An area that needs research is the current classifications for obstructive lung diseases. These classifications are complex, with asthma regarded as multiple overlapping syndromes,174 and the heterogeneity of both stable COPD and its acute exacerbations being increasingly recognized.133 The GOLD strategy document has progressively acknowledged the overlap between asthma and COPD, and progress is being made on a joint Global Initiative for Asthma/GOLD asthma–COPD overlap document. Other factors besides current or past smoking which may contribute to persistent airflow obstruction in asthma include severe symptoms, long-standing disease, old age at onset, frequent exacerbations, ongoing exposures to allergens and occupational irritants, aspirin sensitivity, elevated serum immunoglobulin E, and ongoing airway inflammation and hyperresponsiveness.175 With increasing recognition of this overlap phenotype, further revisions of the current taxonomy are likely to be developed.175 Given the limited data available for this subgroup,173,176 developing targeted management-specific guidelines poses challenges.

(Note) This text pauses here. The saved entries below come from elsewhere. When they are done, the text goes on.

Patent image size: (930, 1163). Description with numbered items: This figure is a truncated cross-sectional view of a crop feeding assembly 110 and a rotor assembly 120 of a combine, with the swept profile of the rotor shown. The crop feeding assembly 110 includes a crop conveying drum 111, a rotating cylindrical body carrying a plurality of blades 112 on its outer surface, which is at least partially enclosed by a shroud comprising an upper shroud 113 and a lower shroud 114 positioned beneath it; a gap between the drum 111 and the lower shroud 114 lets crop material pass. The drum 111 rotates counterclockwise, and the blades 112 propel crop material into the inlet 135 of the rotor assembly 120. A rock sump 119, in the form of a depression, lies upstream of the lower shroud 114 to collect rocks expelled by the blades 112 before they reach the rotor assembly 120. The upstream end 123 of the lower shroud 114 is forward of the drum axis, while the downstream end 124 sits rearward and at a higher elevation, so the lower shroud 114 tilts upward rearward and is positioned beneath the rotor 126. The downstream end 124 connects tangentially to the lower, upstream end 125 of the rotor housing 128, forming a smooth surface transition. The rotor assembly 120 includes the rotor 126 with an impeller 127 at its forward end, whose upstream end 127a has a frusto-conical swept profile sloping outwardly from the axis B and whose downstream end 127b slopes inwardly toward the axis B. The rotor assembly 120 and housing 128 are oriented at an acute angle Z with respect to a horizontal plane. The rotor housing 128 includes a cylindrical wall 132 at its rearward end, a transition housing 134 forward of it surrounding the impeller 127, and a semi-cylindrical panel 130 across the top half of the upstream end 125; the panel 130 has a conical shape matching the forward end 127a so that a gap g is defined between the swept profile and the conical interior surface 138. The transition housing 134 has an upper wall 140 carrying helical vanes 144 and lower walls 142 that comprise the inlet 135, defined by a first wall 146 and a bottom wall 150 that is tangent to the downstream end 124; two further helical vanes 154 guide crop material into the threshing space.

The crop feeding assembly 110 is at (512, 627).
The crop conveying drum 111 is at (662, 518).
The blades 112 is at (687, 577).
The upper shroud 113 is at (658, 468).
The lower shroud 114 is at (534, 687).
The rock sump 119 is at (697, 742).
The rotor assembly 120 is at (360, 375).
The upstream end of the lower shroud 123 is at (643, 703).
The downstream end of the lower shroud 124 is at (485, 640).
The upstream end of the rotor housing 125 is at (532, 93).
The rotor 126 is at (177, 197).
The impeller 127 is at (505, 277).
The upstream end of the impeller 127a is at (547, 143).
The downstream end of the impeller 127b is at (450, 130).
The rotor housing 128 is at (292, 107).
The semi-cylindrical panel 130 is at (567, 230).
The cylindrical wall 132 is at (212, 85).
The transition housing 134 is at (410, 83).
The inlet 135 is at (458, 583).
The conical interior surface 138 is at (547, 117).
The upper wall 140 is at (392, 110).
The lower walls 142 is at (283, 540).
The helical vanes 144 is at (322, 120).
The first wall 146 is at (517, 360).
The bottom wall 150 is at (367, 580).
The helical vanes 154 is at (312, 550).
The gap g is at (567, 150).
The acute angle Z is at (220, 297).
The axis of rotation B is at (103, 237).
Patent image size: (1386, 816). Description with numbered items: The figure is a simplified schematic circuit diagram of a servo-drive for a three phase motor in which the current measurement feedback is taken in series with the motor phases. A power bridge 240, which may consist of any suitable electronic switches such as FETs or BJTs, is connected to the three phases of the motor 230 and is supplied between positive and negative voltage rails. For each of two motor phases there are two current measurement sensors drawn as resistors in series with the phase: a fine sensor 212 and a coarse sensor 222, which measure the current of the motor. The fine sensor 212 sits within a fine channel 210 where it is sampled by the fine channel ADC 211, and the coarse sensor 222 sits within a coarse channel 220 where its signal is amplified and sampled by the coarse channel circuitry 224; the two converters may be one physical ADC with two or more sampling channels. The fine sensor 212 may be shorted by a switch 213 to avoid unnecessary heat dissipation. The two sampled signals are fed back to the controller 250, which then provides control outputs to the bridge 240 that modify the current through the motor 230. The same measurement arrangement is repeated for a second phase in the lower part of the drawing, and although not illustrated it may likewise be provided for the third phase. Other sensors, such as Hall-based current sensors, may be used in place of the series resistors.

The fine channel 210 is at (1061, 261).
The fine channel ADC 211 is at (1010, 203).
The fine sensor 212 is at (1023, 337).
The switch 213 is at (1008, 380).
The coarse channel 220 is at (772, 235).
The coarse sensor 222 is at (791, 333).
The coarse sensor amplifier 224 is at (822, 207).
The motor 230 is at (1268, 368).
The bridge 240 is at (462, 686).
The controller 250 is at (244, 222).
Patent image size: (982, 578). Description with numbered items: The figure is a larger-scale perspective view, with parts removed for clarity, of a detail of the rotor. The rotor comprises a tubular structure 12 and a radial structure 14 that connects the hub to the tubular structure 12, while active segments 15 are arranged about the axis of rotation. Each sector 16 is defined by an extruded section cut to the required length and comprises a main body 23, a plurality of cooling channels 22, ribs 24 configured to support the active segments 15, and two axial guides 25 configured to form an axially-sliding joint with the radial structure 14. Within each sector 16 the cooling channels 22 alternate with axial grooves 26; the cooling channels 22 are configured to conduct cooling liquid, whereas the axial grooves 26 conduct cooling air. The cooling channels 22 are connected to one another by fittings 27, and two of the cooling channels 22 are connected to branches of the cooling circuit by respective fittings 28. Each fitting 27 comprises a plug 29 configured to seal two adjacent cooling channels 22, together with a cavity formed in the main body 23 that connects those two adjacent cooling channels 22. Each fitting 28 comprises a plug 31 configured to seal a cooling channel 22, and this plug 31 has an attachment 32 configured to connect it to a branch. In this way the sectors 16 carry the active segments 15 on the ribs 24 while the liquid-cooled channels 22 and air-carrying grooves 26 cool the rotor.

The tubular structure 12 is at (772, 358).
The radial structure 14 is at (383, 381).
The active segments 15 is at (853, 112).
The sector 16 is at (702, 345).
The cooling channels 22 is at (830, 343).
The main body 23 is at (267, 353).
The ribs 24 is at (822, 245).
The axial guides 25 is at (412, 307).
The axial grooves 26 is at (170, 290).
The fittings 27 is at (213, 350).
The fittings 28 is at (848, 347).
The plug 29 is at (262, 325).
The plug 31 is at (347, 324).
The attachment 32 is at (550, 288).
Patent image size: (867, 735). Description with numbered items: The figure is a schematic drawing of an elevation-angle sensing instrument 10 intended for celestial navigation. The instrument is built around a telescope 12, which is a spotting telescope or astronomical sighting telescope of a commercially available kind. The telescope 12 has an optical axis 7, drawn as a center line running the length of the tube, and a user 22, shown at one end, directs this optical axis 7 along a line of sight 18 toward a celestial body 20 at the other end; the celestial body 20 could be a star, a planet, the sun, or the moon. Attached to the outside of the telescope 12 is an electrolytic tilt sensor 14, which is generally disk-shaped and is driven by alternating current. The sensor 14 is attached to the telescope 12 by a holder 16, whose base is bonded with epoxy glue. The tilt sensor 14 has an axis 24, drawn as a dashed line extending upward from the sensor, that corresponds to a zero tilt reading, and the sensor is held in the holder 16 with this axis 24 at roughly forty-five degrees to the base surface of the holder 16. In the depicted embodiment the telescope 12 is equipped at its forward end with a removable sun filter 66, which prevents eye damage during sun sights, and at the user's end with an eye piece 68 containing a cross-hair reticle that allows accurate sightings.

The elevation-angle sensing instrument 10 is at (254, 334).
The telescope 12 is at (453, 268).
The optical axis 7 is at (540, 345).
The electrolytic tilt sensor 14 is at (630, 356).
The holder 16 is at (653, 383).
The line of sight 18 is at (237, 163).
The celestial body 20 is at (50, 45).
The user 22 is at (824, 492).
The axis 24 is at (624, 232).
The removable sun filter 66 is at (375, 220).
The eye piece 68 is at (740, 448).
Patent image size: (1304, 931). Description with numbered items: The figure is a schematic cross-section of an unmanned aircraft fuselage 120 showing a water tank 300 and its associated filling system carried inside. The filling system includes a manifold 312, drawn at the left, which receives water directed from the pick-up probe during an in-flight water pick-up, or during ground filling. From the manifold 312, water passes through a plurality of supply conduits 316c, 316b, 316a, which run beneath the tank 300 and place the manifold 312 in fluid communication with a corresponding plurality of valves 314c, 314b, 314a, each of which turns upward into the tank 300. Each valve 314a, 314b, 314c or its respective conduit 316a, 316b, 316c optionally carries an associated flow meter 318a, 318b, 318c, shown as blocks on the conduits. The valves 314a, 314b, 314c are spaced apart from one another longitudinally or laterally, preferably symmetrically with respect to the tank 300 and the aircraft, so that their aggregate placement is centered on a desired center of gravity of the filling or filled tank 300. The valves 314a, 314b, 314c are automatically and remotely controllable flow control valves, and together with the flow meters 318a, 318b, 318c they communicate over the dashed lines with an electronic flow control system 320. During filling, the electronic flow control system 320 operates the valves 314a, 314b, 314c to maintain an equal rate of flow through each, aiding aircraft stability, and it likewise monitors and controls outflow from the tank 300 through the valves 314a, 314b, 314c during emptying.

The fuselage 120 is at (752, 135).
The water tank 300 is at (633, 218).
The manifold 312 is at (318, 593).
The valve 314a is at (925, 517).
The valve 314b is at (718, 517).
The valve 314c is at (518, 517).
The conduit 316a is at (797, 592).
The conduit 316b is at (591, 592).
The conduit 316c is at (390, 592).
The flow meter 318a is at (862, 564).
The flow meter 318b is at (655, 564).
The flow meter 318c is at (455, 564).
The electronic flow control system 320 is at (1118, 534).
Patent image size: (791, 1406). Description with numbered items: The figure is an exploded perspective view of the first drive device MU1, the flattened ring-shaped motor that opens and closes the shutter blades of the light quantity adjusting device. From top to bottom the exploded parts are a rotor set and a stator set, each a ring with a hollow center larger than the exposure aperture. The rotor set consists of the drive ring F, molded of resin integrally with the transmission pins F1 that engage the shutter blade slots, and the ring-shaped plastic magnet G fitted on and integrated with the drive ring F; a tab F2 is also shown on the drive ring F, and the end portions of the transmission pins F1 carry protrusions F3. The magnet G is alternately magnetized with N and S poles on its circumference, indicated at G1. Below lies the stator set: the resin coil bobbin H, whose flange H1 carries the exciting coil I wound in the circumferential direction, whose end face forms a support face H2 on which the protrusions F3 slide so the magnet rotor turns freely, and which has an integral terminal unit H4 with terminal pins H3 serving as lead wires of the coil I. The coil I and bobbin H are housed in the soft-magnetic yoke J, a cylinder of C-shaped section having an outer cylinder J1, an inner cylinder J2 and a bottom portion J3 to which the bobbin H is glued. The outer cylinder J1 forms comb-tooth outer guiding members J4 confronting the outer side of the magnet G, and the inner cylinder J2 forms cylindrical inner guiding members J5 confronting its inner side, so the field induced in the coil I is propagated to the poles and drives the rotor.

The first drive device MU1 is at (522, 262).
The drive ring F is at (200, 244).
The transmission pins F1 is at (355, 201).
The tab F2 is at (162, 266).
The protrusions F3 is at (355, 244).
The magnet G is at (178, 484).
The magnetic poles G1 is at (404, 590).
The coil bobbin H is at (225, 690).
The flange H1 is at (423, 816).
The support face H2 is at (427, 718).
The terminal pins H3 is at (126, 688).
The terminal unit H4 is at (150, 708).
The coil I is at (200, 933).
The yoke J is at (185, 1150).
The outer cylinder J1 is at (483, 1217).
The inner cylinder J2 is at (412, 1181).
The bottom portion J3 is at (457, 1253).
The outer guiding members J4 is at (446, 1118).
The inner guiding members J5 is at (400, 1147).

Clinical questions that need research include whether the unopposed use of LABA in asthma–COPD overlap is problematic, as it is in asthma without COPD.177 Likewise, does inhaled corticosteroid therapy in asthma–COPD overlap cause the same pneumonia risk as in COPD alone? Furthermore, back-titration of therapy is recommended in asthma as disease control improves. The approach to management involving back-titration in asthma–COPD overlap warrants further investigation. Finally, further clinical studies recruiting the population with asthma–COPD overlap and testing novel and personalized approaches are needed. The newly proposed system of the tailored treatment approach, which uses a classification system based on a number of pathophysiological components, remains an important current research area.105 A pilot study has shown that a personalized approach improved health status as well as both systemic and airway inflammation, but larger studies are required to confirm these findings.107

There has been increasing interest in understanding how long-standing asthma can lead to irreversible airflow limitation.34,49,65,84 In this context, distinguishing between adult-onset asthma and COPD can be especially difficult for the high proportion of adults with asthma who have smoked. It has been suggested that risk factors for the multiple phenotypes related to overlaps between asthma and COPD57 could vary.7 Understanding risk factors for these multiple phenotypes is critical to advancing knowledge of causal mechanisms and modifiable risk factors for both conditions.

Conclusion

Current clinical practice is based upon distinguishing between adult-onset asthma and COPD. There are separate guidelines for each condition. However, it is not always possible to clearly differentiate between these obstructive lung diseases because of common risk factors, such as tobacco smoking, and the convergence of symptoms and other clinical features. Studies based on newer approaches, for example, inflammometry, may result in better clinical outcomes. Further randomized controlled trials of these and other novel approaches, for example, a multidimensional approach targeting individualized management, should provide important data to inform future guidelines. The management of asthma and COPD is increasingly converging. This has already occurred for pharmacological therapies such as combination inhalers. Written action plans and self-management currently seem to be more useful in asthma than COPD. Further research is needed to examine back-titration of inhaled corticosteroids in COPD and to determine the best management of the common asthma–COPD overlap syndrome.